Now, the article I wrote this summer gives Jean-Paul l’Allier, Pelletier’s successor, the credit for St. Roch’s turnaround. And l’Allier is indeed widely admired. But a whole district caught in a death spiral (in the early 1970s a city report suggested it be condemned for human habitation) needs a big intervention to turn it around. And the thing is, the only reason I was even tromping through St. Roch to see its problems was that a big part of the solution was already in place: the Bibliothèque Gabrielle-Roy, a big, welcoming, bustling multimedia haven where in those pre-internet days I could catch up on news, music, art and literature from all over. Jean Pelletier had that library (and others across the city) built, and commissioned the plans for a longer-term turnaround for St. Roch. He put a strong Museum of Civilization in the lower city, and rerouted passenger trains from some cruddy suburban depot back to the gorgeous Gare du Palais station next to the old port.

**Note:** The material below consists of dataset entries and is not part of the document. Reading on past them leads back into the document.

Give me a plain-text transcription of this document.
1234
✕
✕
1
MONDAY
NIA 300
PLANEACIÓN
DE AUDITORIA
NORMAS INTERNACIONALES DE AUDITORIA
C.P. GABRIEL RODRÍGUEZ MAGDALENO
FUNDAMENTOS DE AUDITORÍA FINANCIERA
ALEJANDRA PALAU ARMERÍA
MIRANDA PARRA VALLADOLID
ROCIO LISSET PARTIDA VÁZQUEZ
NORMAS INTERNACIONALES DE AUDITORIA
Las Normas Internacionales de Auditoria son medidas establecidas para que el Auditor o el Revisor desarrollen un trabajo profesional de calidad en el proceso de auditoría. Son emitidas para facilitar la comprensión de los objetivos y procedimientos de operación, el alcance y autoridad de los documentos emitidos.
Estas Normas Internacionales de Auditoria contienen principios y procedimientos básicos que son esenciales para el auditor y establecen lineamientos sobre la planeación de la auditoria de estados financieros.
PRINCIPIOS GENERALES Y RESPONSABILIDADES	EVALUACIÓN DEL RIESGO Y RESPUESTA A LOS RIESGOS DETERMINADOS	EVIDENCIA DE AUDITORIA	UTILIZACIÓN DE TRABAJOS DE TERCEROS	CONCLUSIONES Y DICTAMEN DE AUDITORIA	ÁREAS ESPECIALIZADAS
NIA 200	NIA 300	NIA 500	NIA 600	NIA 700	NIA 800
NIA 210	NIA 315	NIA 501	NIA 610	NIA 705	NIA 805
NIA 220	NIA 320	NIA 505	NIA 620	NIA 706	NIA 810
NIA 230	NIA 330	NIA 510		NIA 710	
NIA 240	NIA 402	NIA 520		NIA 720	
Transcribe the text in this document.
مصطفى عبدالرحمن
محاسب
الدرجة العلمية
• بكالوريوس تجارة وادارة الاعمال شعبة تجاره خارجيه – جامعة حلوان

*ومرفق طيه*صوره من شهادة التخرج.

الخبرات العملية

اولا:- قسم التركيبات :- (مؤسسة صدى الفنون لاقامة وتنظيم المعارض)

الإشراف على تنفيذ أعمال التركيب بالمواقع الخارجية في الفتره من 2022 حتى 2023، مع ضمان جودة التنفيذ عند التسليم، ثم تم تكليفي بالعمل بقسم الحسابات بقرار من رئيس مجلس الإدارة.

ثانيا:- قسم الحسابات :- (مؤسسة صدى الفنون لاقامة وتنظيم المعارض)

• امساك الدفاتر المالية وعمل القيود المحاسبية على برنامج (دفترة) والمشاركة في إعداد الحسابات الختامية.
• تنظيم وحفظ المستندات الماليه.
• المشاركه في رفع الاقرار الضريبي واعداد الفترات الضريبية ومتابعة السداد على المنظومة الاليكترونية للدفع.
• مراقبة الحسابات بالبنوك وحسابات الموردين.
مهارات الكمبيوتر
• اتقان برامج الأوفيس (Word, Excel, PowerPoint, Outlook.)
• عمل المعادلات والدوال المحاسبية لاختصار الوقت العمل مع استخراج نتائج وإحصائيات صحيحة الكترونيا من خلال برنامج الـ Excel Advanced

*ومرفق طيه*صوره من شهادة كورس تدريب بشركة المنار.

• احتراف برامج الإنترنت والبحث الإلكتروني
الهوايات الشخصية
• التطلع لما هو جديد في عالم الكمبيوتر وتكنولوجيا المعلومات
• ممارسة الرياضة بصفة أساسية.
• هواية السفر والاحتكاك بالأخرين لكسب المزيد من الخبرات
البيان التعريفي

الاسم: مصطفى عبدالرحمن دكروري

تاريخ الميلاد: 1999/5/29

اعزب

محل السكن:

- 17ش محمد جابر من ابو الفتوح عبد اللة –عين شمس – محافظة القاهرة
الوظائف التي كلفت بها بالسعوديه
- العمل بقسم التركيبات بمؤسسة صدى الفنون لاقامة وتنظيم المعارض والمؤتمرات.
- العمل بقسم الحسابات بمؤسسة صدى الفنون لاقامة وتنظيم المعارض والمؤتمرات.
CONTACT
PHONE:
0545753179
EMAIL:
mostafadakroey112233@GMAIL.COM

That’s Pelletier: Boom, boom, boom, library, museum, train station, government in action, big government, effective and unapologetic. L’Allier’s next moves, including an important public garden and the triumphal dismantlement of that godawful mall, made sense only because St. Roch had remembered that it could be a neighbourhood and the rest of the city had been reminded that St. Roch existed. That’s why Quebec City’s paper Le Soleil is mourning M. Pelletier’s loss today.

In Ottawa his presence was felt more often than seen, and often where it was felt it left bruises or worse. Liberals were terrified of him. He was like the bogeyman mothers frighten their children with: be good or M. Pelletier will call… which was weird because in person he was unfailingly cordial. He did his enforcing behind closed doors, and yes, there too he was effective and unapologetic.

I had precisely one long conversation with him. In office he politely declined my few requests for meetings. When he left Chrétien’s PMO I left him alone. He showed up for the Quebec City debate of Liberal leadership candidates in the summer of 2006, gave me a business card (JEAN PELLETIER and a phone number; it was like George Burns’s card in Oh, God!), protested that he had an interest in Paul Martin’s succession but no preferred candidate, and eight months later I called the number and we had lunch in Old Quebec.

You should have seen the deference the wait staff showed him, and it made sense because City Hall was a block away and because Pelletier obviously loved to eat well. We discussed the emerging weaknesses in Stéphane Dion’s leadership. I listened, missing most of the references, while he tried to bring me up on Quebec City politics, which he followed from a distance but with evident fascination. He said the assorted lawsuits he had brought to protest his dismissal from Via Rail were ransacking his personal finances, even his, and he knew he had lived a life more fortunate than most. He mentioned that the Monday after the secret Regal Constellation meeting and the Liberal convention of 2000, Jean Chrétien showed up at Senior Staff breathing fire and carrying a list, on paper, with many familiar names, of Paul Martin associates he wanted dismissed before lunch. Pelletier told the boss to wait until Wednesday and, if he still felt the same way, Pelletier would sack Paul Martin’s entire life-support system. Chrétien slept on it twice, came in on Wednesday and said nothing, which is why the people who ended the career of a three-majority prime minister two summers later were able to do much of that work on the taxpayer dime. Life can be funny.

Every Liberal in Ottawa called him Monsieur Pelletier, whether he was in the room or not. Obviously partisanship is part of that, but the capital is full of powerful people in every party who are casually badmouthed behind their backs by their own partisans from dawn to last call. Not Jean Pelletier. I don’t know any other way to command that kind of respect than to earn it.